Realize you have been misreading your life’s imperatives. The old command to honor father and mother is just a way of saying that the world is full of wild and violent energies. The earth has these big arms, the earth has this big cock, Motherfather will rock you in a breeze and drink the blood of your shattered body. All of our figures for transformation are inadequate. All of our figures for sex are plasticine. We are turning into rubber dolls. I dreamed I was a mantis. I dreamed frozen cutlets at the Trader Joe’s. It is getting harder to deny the gods.
Can a painting be an animal? Can a subject rupture its painter? If a surface has topography, and there is light and shadow, does the painting paint itself?
The forest was always a painter. A pencil is just a tentative proposal. It can take many months to process an animal skin. Our grandparents brought animals to this forest to sacrifice. Your father can no longer teach you about strength. Your father, with his big hands. You forget how long it was snowing. I haven’t written any of this. The paintings taught me how to write it and the trees taught the paintings. My only job was to scrape the fur from the language as it dried.
Door swings open. Smell of sumac and ammonia.
A child wants to know about the age of marble. Her mother is distracted. There are dinner reservations and where will we park before the show? The child fiddles with her shirt. The writer (mother) thinks, “This will be special. My child will remember this forever. I saw a magician at a birthday party when I was her age.” The child is suddenly sad.
The tree was talking. The tree was shattered. The tree’s body organized the mountain. The woman was drawing. The hand was drawing. They were all drowning. The tree drew itself. I’m trying to become more of a bitch. (This in order to survive.)

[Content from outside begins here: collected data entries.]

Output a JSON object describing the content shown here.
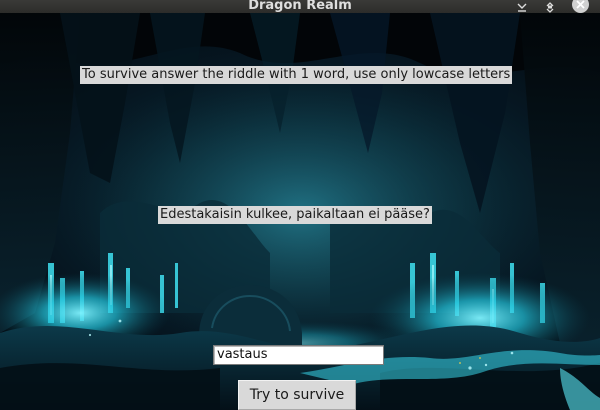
{
  "window": {
    "title": "Dragon Realm",
    "controls": {
      "minimize_icon": "minimize-icon",
      "maximize_icon": "maximize-icon",
      "close_icon": "close-icon"
    }
  },
  "game": {
    "instructions": "To survive answer the riddle with 1 word, use only lowcase letters",
    "riddle": "Edestakaisin kulkee, paikaltaan ei pääse?",
    "answer_input": {
      "value": "vastaus"
    },
    "submit_label": "Try to survive"
  },
  "colors": {
    "label_background": "#d9d9d9",
    "cave_glow": "#2fd3e8",
    "cave_dark": "#061722"
  }
}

(The painter takes a break—sits on the floor of their studio—most of this work was finished on the mountai—close eyes—listen to the human dramas unfolding on their dusty laptop screen. Paintings begun in a season of snow storms and finished in a season of heat waves. Car backfires outside the studio. Painter starts.)
The child is lost. The child is not coming home. The child is watching us from the snow-blanketed forest. At the magic show, the mother’s fingers clutched the balcony. An empty seat beside her. In the human world, every image has a frame, every miracle proceeds behind the proscenium. Not so on the mountain.

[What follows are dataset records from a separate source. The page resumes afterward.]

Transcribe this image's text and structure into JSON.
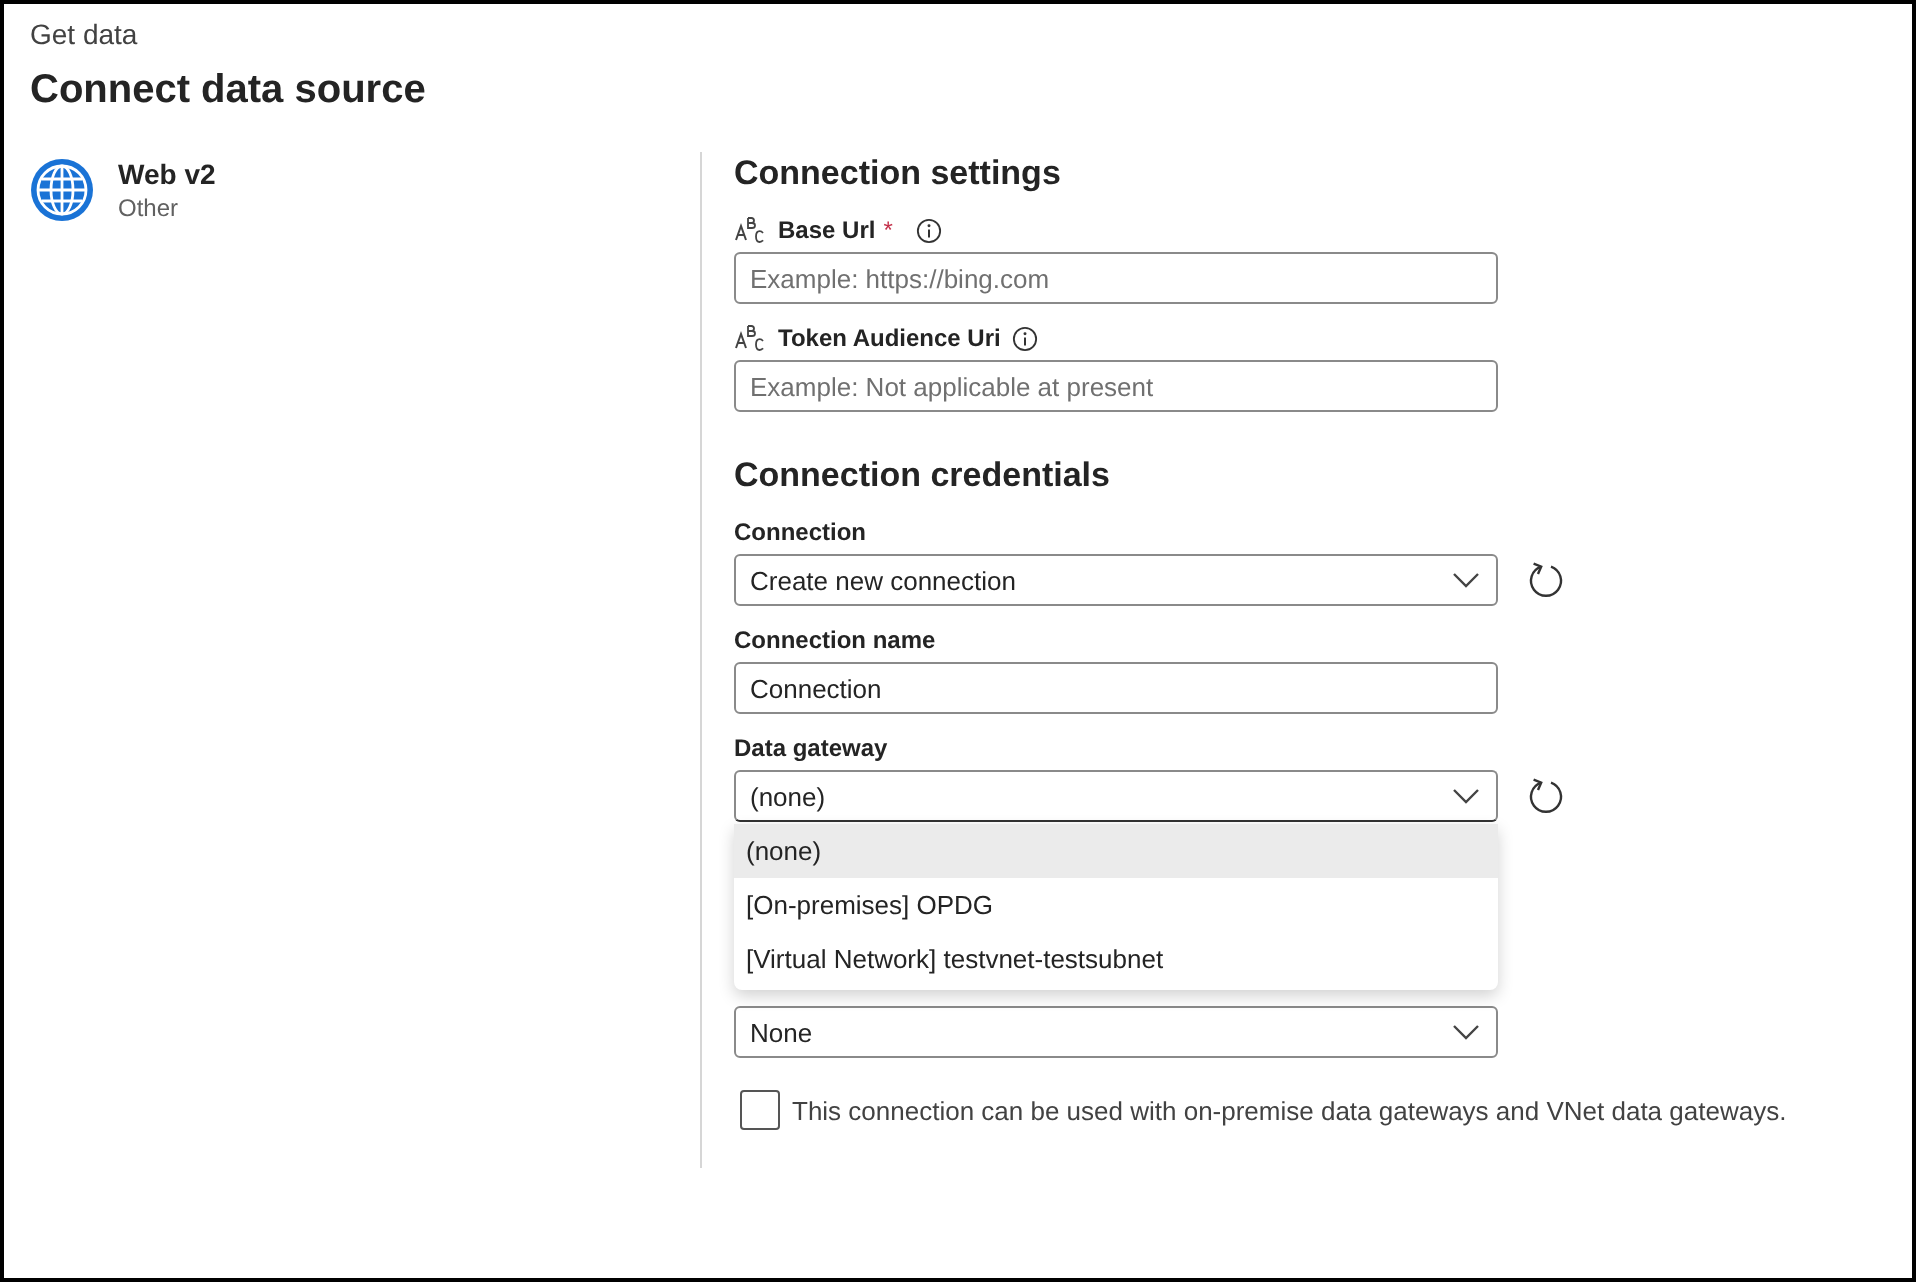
{
  "header": {
    "breadcrumb": "Get data",
    "title": "Connect data source"
  },
  "source": {
    "name": "Web v2",
    "category": "Other"
  },
  "settings": {
    "heading": "Connection settings",
    "fields": [
      {
        "label": "Base Url",
        "required_mark": "*",
        "placeholder": "Example: https://bing.com"
      },
      {
        "label": "Token Audience Uri",
        "placeholder": "Example: Not applicable at present"
      }
    ]
  },
  "credentials": {
    "heading": "Connection credentials",
    "fields": [
      {
        "kind": "select",
        "label": "Connection",
        "value": "Create new connection",
        "refresh": true,
        "expanded": false
      },
      {
        "kind": "text",
        "label": "Connection name",
        "value": "Connection"
      },
      {
        "kind": "select",
        "label": "Data gateway",
        "value": "(none)",
        "refresh": true,
        "expanded": true,
        "options": [
          {
            "label": "(none)",
            "selected": true
          },
          {
            "label": "[On-premises] OPDG",
            "selected": false
          },
          {
            "label": "[Virtual Network] testvnet-testsubnet",
            "selected": false
          }
        ]
      },
      {
        "kind": "select",
        "value": "None",
        "refresh": false,
        "expanded": false
      }
    ],
    "checkbox": {
      "label": "This connection can be used with on-premise data gateways and VNet data gateways.",
      "checked": false
    }
  }
}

“I’ll show you my hand,” the magician is saying. “Front and back. I’m hiding nothing.”
None of the parents want to give up hope. The search party keeps searching. Every night at dusk they ring the town bell. We want them to know we are here. We want them to know we are thinking of them.

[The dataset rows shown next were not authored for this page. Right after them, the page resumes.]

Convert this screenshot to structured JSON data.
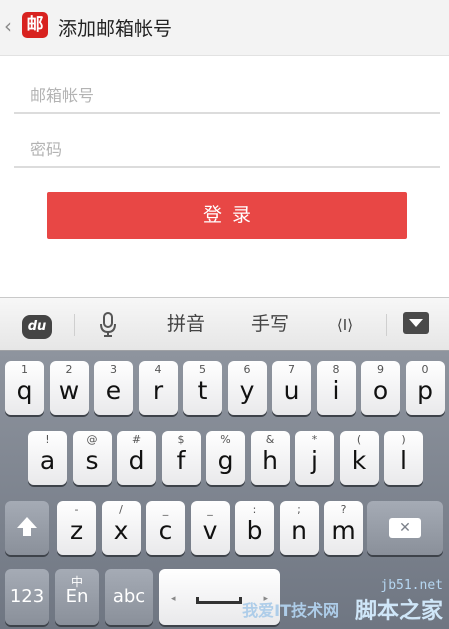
{
  "header": {
    "back_glyph": "‹",
    "app_icon_text": "邮",
    "title": "添加邮箱帐号"
  },
  "form": {
    "email_placeholder": "邮箱帐号",
    "password_placeholder": "密码",
    "login_label": "登录"
  },
  "keyboard_toolbar": {
    "bear_text": "du",
    "mic_icon": "microphone-icon",
    "pinyin_label": "拼音",
    "handwrite_label": "手写",
    "cursor_glyph": "⟨I⟩",
    "hide_icon": "hide-keyboard-icon"
  },
  "keyboard": {
    "row1": [
      {
        "alt": "1",
        "main": "q"
      },
      {
        "alt": "2",
        "main": "w"
      },
      {
        "alt": "3",
        "main": "e"
      },
      {
        "alt": "4",
        "main": "r"
      },
      {
        "alt": "5",
        "main": "t"
      },
      {
        "alt": "6",
        "main": "y"
      },
      {
        "alt": "7",
        "main": "u"
      },
      {
        "alt": "8",
        "main": "i"
      },
      {
        "alt": "9",
        "main": "o"
      },
      {
        "alt": "0",
        "main": "p"
      }
    ],
    "row2": [
      {
        "alt": "!",
        "main": "a"
      },
      {
        "alt": "@",
        "main": "s"
      },
      {
        "alt": "#",
        "main": "d"
      },
      {
        "alt": "$",
        "main": "f"
      },
      {
        "alt": "%",
        "main": "g"
      },
      {
        "alt": "&",
        "main": "h"
      },
      {
        "alt": "*",
        "main": "j"
      },
      {
        "alt": "(",
        "main": "k"
      },
      {
        "alt": ")",
        "main": "l"
      }
    ],
    "row3": [
      {
        "alt": "-",
        "main": "z"
      },
      {
        "alt": "/",
        "main": "x"
      },
      {
        "alt": "_",
        "main": "c"
      },
      {
        "alt": "_",
        "main": "v"
      },
      {
        "alt": ":",
        "main": "b"
      },
      {
        "alt": ";",
        "main": "n"
      },
      {
        "alt": "?",
        "main": "m"
      }
    ],
    "backspace_glyph": "✕",
    "k123": "123",
    "en_alt": "中",
    "en_main": "En",
    "abc": "abc",
    "space_left_dot": "◂",
    "space_right_dot": "▸"
  },
  "watermark": {
    "site": "jb51.net",
    "brand": "脚本之家",
    "brand2": "我爱IT技术网"
  }
}
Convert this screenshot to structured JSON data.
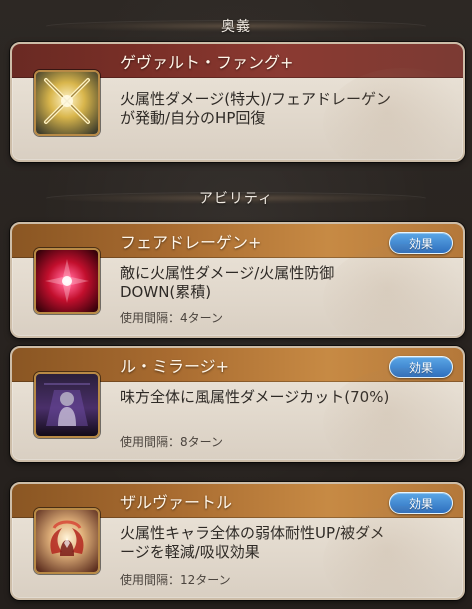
{
  "sections": {
    "ougi": {
      "title": "奥義"
    },
    "abilities": {
      "title": "アビリティ"
    }
  },
  "ougi": {
    "name": "ゲヴァルト・ファング+",
    "description": "火属性ダメージ(特大)/フェアドレーゲン\nが発動/自分のHP回復",
    "icon": "crossed-swords-icon"
  },
  "abilities": [
    {
      "name": "フェアドレーゲン+",
      "description": "敵に火属性ダメージ/火属性防御\nDOWN(累積)",
      "cooldown": "使用間隔：4ターン",
      "effect_label": "効果",
      "icon": "fire-burst-icon"
    },
    {
      "name": "ル・ミラージ+",
      "description": "味方全体に風属性ダメージカット(70%)",
      "cooldown": "使用間隔：8ターン",
      "effect_label": "効果",
      "icon": "dark-figure-icon"
    },
    {
      "name": "ザルヴァートル",
      "description": "火属性キャラ全体の弱体耐性UP/被ダメ\nージを軽減/吸収効果",
      "cooldown": "使用間隔：12ターン",
      "effect_label": "効果",
      "icon": "dragon-crest-icon"
    }
  ],
  "colors": {
    "background": "#2a2521",
    "ougi_title_bar": "#7a2f27",
    "ability_title_bar": "#b4783a",
    "effect_button": "#2e6fbe"
  }
}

I want to tell the mothers:
Give up the children to the forest.
“Let me roll up my sleeves,” the magician is saying. “I’ll show you. Nothing.”
Paintings made with animal hide (sheep, goat). Surfaces made with animal gelatine (bovine, rabbit). Certain of the paintings done in distemper. (Have I heard the word this way before?) Distempered surfaces are easily marked, and cannot be washed down. Beaux is finishing, has been here all day, is telling me about the paintings. The glue is usually prepared with rabbit skin, sometimes cow. But rabbit is too sticky for this purpose.
Of course the children are staying in the forest. Down here, they fear for their lives.
Nothing is finished. Everything is dying or dead. And the sun sinks and the people of the town close up their shops and the bell rings and rings and rings.